Ces derniers jours, j’ai commencé à regarder
Glee, une nouvelle télésérie qui en est à sa première saison. Dans l’ensemble, les critiques sont positives et vont dans le même sens. C’est une télésérie légère, en rien exceptionnelle, mais elle a le don de faire entrer le soleil dans le salon. Le concept peut toutefois être discutable.
D’abord l’histoire : dans un collège, un jeune prof d’espagnol décide de s’occuper de la chorale, de la reprendre en main. S’y inscrivent plusieurs loosers de l’école qui possèdent certes un réel talent pour la musique, mais font face au mépris des élèves qui n’ont yeux que pour les membres de l’équipe de football. On assiste à l’évolution de cette chorale, mais la série s’attarde évidemment sur plusieurs personnages très attachants, dépeint l’ambiance des écoles où règnent toujours le rejet de la différence et la difficulté de se faire accepter des autres en restant soi-même. De la musique, de l’amour dans l’air, de l’humour, c’est sans prétention, mais très agréable à suivre.

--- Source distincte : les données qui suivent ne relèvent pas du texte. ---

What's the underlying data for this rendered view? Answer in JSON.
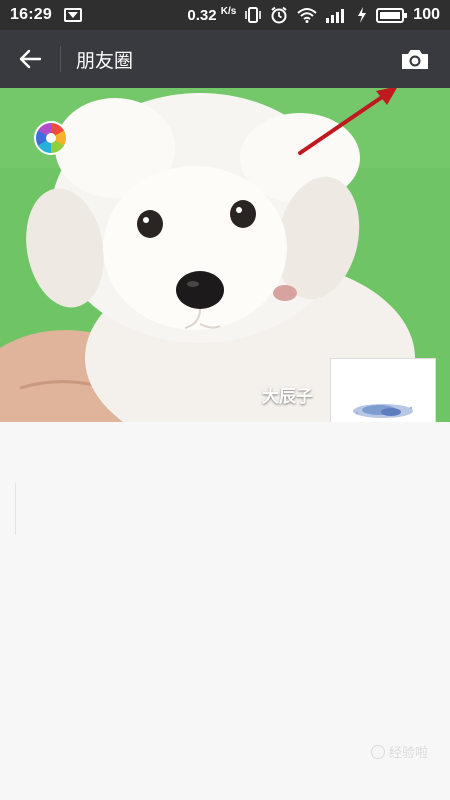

Le concept maintenant : cette chorale reprend des chansons connues, d’hier et d’aujourd’hui. Mais ce sont les acteurs qui les chantent eux-mêmes. Là où ça devient discutable, c’est que ces reprises sont ensuite mise en téléchargement payant sur iTunes et que plusieurs compilations sortiront tant que la série existera. On en revient donc à la musique balancée comme un simple produit de consommation, à la récupération de vieilles chansons d’hier. Et la série est si populaire que des musiciens célèbres (Madonna, par exemple) contactent eux-mêmes les producteurs pour leur offrir d’utiliser leur musique sans demander de droits d’auteur, la publicité que ça leur fait étant bien plus rémunératrice.